Dia tidak memiliki hobi menjadi ibu tiri, tetapi dia telah mengembangkan perasaan untuk mereka melalui interaksi mereka.


Banyak dari rencana masa depannya terkait erat dengannya, dan dia merasa bahwa kehidupan seperti itu sangat menarik.


Setelah dia kembali ke Keluarga Mu, dia merasa kurang nyaman dibandingkan saat dia tinggal bersama Keluarga Shao.


Di Kediaman Shao, dia adalah kepala keluarga, tetapi di Kediaman Mu, dia merasa seperti tinggal di bawah atap orang lain. Selanjutnya, dia harus tahan dengan sikap Nyonya Tua Mu. Itu seperti yang dia bayangkan.


Bukan tidak mungkin baginya untuk menyewa rumah di kota county sekarang, tetapi tim produksi hiasan rambutnya ada di desa.


Masih sulit untuk pindah secara tiba-tiba ke kabupaten atau kota. Selain itu, dia tidak suka menyerah di tengah jalan.


Karena dia sudah terbiasa merawat lima anak dan telah mengembangkan perasaan untuk mereka, mengapa tidak terus melakukan ini selama dua tahun lagi? Tak lama, anak-anak mungkin tidak membutuhkannya untuk merawat mereka lagi.


Selain itu, dia belum bertemu siapa pun yang cocok, apalagi membuat rencana untuk menikah, jadi lebih baik dia kembali.


Mu Jingzhe telah menghabiskan tiga hari dengan saksama memikirkannya.


“Ayah, Ibu, jangan khawatir.
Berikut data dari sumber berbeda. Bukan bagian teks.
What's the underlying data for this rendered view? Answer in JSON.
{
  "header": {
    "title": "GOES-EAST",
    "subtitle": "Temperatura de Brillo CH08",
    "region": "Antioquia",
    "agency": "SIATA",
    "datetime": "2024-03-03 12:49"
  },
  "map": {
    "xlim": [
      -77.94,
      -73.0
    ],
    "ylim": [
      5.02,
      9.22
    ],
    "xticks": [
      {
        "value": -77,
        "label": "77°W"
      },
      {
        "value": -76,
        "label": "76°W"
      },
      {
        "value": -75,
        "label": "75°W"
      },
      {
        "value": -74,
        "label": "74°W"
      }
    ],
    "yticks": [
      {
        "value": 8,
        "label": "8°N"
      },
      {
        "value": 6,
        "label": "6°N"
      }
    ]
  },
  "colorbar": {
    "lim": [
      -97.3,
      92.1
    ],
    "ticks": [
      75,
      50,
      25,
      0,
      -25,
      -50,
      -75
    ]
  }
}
Aku akan memastikan untuk hidup bahagia. Jangan khawatir tentang saya sepanjang waktu. Aku sudah dewasa. Aku akan bertanggung jawab atas hidupku sendiri.
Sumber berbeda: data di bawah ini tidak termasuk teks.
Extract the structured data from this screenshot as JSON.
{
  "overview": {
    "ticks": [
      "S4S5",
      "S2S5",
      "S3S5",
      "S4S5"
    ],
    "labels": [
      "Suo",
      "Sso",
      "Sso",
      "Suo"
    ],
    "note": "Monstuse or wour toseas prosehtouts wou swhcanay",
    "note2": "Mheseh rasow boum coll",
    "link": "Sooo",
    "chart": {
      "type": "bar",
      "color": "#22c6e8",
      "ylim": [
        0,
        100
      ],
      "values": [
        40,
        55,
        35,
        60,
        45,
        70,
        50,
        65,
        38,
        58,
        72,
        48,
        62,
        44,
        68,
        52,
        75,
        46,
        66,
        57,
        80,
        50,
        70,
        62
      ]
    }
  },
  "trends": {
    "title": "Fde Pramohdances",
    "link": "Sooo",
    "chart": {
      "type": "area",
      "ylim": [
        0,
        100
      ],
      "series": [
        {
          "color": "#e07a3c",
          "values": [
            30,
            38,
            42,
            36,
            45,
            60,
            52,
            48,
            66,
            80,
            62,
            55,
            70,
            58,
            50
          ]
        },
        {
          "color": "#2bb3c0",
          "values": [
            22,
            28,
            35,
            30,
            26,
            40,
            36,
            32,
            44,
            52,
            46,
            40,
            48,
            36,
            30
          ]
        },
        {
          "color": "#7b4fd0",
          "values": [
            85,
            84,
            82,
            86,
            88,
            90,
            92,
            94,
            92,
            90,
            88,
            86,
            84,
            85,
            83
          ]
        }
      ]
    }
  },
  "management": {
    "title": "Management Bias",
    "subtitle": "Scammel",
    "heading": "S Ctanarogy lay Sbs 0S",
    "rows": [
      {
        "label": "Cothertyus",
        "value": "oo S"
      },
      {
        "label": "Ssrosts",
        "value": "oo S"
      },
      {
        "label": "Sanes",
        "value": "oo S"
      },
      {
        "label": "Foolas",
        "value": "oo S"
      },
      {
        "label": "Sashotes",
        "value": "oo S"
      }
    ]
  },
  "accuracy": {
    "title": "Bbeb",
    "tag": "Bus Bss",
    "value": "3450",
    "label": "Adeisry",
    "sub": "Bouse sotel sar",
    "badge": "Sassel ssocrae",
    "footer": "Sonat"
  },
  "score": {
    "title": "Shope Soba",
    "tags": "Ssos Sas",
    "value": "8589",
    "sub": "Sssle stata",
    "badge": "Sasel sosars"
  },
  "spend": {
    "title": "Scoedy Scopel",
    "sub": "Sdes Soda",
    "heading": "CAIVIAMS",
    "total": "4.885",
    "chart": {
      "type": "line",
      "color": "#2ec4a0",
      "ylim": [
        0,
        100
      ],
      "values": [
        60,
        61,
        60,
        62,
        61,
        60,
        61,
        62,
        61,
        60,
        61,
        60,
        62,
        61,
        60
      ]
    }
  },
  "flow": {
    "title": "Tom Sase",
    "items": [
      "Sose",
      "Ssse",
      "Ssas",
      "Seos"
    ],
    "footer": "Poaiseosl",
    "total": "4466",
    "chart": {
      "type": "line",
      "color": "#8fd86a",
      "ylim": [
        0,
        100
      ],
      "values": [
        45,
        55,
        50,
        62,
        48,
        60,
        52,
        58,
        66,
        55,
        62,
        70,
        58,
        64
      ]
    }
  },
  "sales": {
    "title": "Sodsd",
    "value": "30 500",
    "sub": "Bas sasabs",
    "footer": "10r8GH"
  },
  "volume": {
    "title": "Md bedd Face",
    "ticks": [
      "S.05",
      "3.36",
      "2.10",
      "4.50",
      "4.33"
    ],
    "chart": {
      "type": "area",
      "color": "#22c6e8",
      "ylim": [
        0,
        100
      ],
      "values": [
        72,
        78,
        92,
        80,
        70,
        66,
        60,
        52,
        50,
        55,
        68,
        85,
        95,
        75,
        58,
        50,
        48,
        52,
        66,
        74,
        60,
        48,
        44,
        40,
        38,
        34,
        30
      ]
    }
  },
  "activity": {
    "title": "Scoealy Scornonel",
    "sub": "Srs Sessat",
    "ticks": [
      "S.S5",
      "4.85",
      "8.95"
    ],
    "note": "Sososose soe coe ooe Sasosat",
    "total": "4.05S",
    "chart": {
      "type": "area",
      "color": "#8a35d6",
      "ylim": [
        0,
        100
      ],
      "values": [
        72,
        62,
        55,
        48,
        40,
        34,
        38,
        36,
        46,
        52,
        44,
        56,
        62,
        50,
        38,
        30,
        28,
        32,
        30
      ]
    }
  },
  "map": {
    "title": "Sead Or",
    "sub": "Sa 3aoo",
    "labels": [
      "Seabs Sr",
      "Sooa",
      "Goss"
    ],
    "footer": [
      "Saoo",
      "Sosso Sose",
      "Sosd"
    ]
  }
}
“Cepat dan bersiaplah untuk mendirikan kiosmu. Jangan berhenti di akun saya. Dalam bisnis, Anda harus konsisten. Tidak muncul beberapa kali tanpa alasan akan mempengaruhi bisnis Anda.”


Mu Teng tidak mengatakan sepatah kata pun, tetapi dia tahu bahwa tidak ada jalan untuk kembali sekarang setelah Mu Jingzhe berbicara. Anak ini keras kepala dan tidak akan mengubah keputusannya begitu dia mengambil keputusan.


Setelah mengingat cara Shao Dong berlutut dan apa yang dia katakan dan mengingat anak-anak itu diam-diam datang menemuinya dalam dua hari terakhir, dia tahu bahwa anak-anak itu menempati posisi di hati Mu Jingzhe dan sebaliknya.


Mu Teng menghela nafas. “Kamu sendiri yang memilih jalan ini. Jangan menyesalinya dan datang menangis padaku di masa depan. ”


“Aku tidak akan melakukannya.”

__ADS_1


Mu Jingzhe mengulangi kata-katanya. “Ayah, Ibu, jangan khawatir. Aku benar-benar akan baik-baik saja.”